Professor Shirley C. Taylor

Professor Shirley C. Taylor

In 2006, Professor Shirley C. Taylor helped establish the Apollo Theater’s Education Department, which provides arts, media, and humanities programming for schools; professional and career development for teens and young adults; and public engagement programs for a variety of audiences. She presently serves as the Apollo’s Senior Director of Education.

Shirley created and manages Apollo Live Wire & Live Wire from the Archives; School Day Live; and the High School Internship Program. This array of programming serves the Harlem community and beyond. Over her tenure, approximately 100,000 K-12 students have benefitted from cultural education that uses the famed Apollo theater and its history to develop curriculum. She wrote the initial curriculum for the Saturday Workshop Series (now the Summer Internship Program). The program taught high school students the different elements of stage production—audio technology, lighting design (electrics), carpentry and prop creation, and video integration.

In addition, she has published more than fifteen study guides for young audiences and educators, and has curated over fifty public programs that include more than forty Live Wire presentations. She has invited renowned scholars to the Apollo stage to discuss the depth of Black performance traditions. She is driven by her belief that culture is how we share and understand the story of ourselves and of each other; and culture opens a lens into our divergent experiences and the ways we exist in the world individually and collectively. It is her belief that culture points the way to how we can build bridges of understanding, respect, and appreciation of each other.
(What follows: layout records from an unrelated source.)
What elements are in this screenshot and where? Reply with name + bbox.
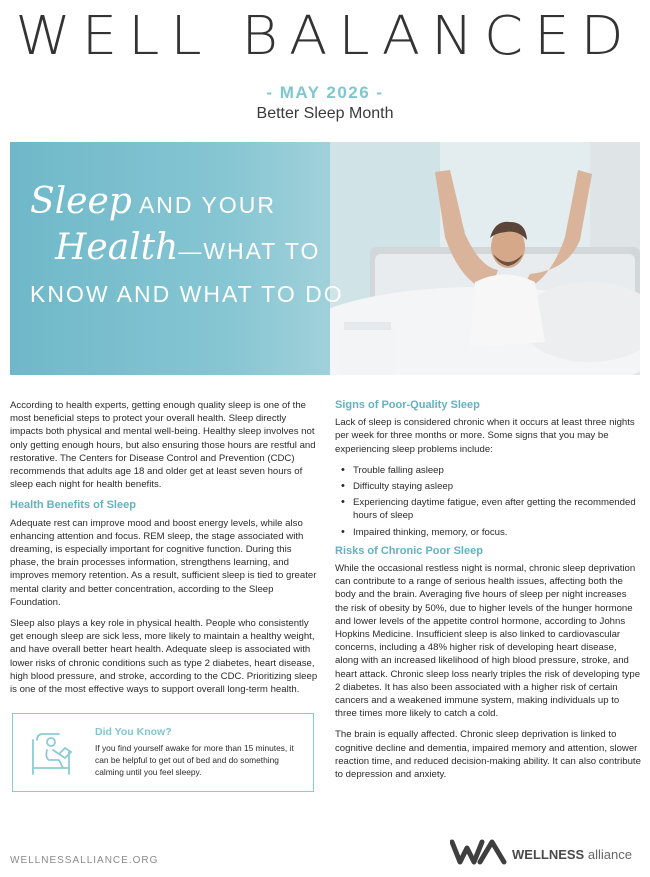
left-column bbox=[10, 399, 318, 704]
callout-title: Did You Know? bbox=[95, 726, 172, 738]
hero-line-1-rest: AND YOUR bbox=[131, 192, 276, 218]
risks-heading: Risks of Chronic Poor Sleep bbox=[335, 544, 483, 557]
list-item: • Difficulty staying asleep bbox=[335, 480, 641, 493]
did-you-know-callout bbox=[12, 713, 314, 792]
benefits-paragraph-2: Sleep also plays a key role in physical health. People who consistently get enough sleep are sick less, more likely to maintain a healthy weight, and have overall better heart health. Adequate sleep is associated with lower risks of chronic conditions such as type 2 diabetes, heart disease, high blood pressure, and stroke, according to the CDC. Prioritizing sleep is one of the most effective ways to support overall long-term health. bbox=[10, 618, 318, 696]
wa-logo-mark-icon bbox=[450, 838, 512, 866]
publication-title: WELL BALANCED bbox=[15, 5, 635, 68]
masthead bbox=[10, 6, 640, 68]
benefits-heading: Health Benefits of Sleep bbox=[10, 499, 136, 512]
signs-heading: Signs of Poor-Quality Sleep bbox=[335, 399, 480, 411]
hero-banner bbox=[10, 142, 640, 375]
logo-wordmark bbox=[512, 847, 632, 862]
issue-theme: Better Sleep Month bbox=[256, 105, 394, 122]
logo-word-bold: WELLNESS bbox=[512, 847, 585, 862]
hero-line-1 bbox=[30, 182, 344, 225]
list-item: • Experiencing daytime fatigue, even after getting the recommended hours of sleep bbox=[335, 496, 641, 522]
logo-word-light: alliance bbox=[584, 847, 632, 862]
list-item: • Impaired thinking, memory, or focus. bbox=[335, 526, 641, 539]
benefits-paragraph-1: Adequate rest can improve mood and boost energy levels, while also enhancing attention and focus. REM sleep, the stage associated with dreaming, is especially important for cognitive function. During this phase, the brain processes information, strengthens learning, and improves memory retention. As a result, sufficient sleep is tied to greater mental clarity and better concentration, according to the Sleep Foundation. bbox=[10, 517, 317, 608]
footer-website-link[interactable]: WELLNESSALLIANCE.ORG bbox=[10, 855, 159, 866]
hero-line-2-rest: —WHAT TO bbox=[178, 238, 321, 264]
wellness-alliance-logo bbox=[450, 838, 642, 868]
signs-list bbox=[335, 464, 641, 539]
right-column bbox=[335, 399, 641, 789]
person-reading-in-chair-icon bbox=[23, 724, 79, 780]
hero-photo-man-stretching-in-bed bbox=[330, 142, 640, 375]
list-item: • Trouble falling asleep bbox=[335, 464, 641, 477]
risks-paragraph-1: While the occasional restless night is normal, chronic sleep deprivation can contribute to a range of serious health issues, affecting both the body and the brain. Averaging five hours of sleep per night increases the risk of obesity by 50%, due to higher levels of the hunger hormone and lower levels of the appetite control hormone, according to Johns Hopkins Medicine. Insufficient sleep is also linked to cardiovascular concerns, including a 48% higher risk of developing heart disease, along with an increased likelihood of high blood pressure, stroke, and heart attack. Chronic sleep loss nearly triples the risk of developing type 2 diabetes. It has also been associated with a higher risk of certain cancers and a weakened immune system, making individuals up to three times more likely to catch a cold. bbox=[335, 563, 641, 720]
issue-date: - MAY 2026 - bbox=[266, 83, 384, 102]
callout-text: If you find yourself awake for more than 15 minutes, it can be helpful to get out of bed and do something calming until you feel sleepy. bbox=[95, 743, 294, 777]
intro-paragraph: According to health experts, getting enough quality sleep is one of the most beneficial steps to protect your overall health. Sleep directly impacts both physical and mental well-being. Healthy sleep involves not only getting enough hours, but also ensuring those hours are restful and restorative. The Centers for Disease Control and Prevention (CDC) recommends that adults age 18 and older get at least seven hours of sleep each night for health benefits. bbox=[10, 400, 316, 491]
hero-line-2 bbox=[30, 225, 344, 274]
hero-script-sleep: Sleep bbox=[30, 181, 132, 222]
hero-headline bbox=[30, 182, 344, 314]
risks-paragraph-2: The brain is equally affected. Chronic sleep deprivation is linked to cognitive decline and dementia, impaired memory and attention, slower reaction time, and reduced decision-making ability. It can also contribute to depression and anxiety. bbox=[335, 729, 641, 781]
hero-script-health: Health bbox=[55, 227, 179, 268]
signs-paragraph: Lack of sleep is considered chronic when it occurs at least three nights per week for three months or more. Some signs that you may be experiencing sleep problems include: bbox=[335, 417, 635, 455]
hero-line-3: KNOW AND WHAT TO DO bbox=[30, 281, 344, 307]
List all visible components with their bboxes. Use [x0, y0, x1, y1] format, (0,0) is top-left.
Driven by this ethos, Shirley established the Oral History Project (OHP) to connect students at a local elementary school to the Apollo and to the people in the community. The project was inspired by a program created for Chinatown schools after 9/11 by the Columbia University Center for Oral History Research. The OHP curriculum connected Harlem school children with elders in their 60s, 70, and 80s who lived, worked, and played in Harlem. Under the instruction of teaching artists and in a matriculated program, 4th and 5th graders learned about the history of Harlem and the Apollo in the first year. The 4th graders created and performed stories for their school communities, based on the narratives the elders shared. In 5th grade, students interviewed the elders from the community. The stories were transcribed, and then turned into vignettes and performed for an expanded school community at the Apollo.

Shirley began her journey as an arts administrator at the New York Foundation for the Arts in 1987 and has since built a career leading a variety of arts and cultural education programs throughout New York City. She has served as associate director for Visual Arts Programs at ArtsConnection, Inc.; director of Arts Programs at University Settlement Society; and director of Education and Public Programs at the Noguchi Museum. Shirley has provided consulting services for a number of education and cultural organizations including Yaffa Cultural Arts.

She is a recipient of the New York City School Art League Charles Robertson Memorial Award and the National Association of Negro Business and Professional Women’s Club, Inc. Professional Award. Shirley has also served as a member of the New York City Department of Education’s Advisory Board for Arts Education and on the board of directors for One World Arts. She is a member of the board of directors of Willie Mae Rock Camp.

Shirley is also assistant adjunct professor, Africana Studies, at Barnard College, where she teaches the course, Black Women, Performance, and the Politics of Style. She holds an MFA in painting from the City University of New York and is a graduate of the Columbia Business School Institute for Not-for-Profit Management, the Institute for Research in African American Studies (IRAAS), and the American Express Leadership Academy.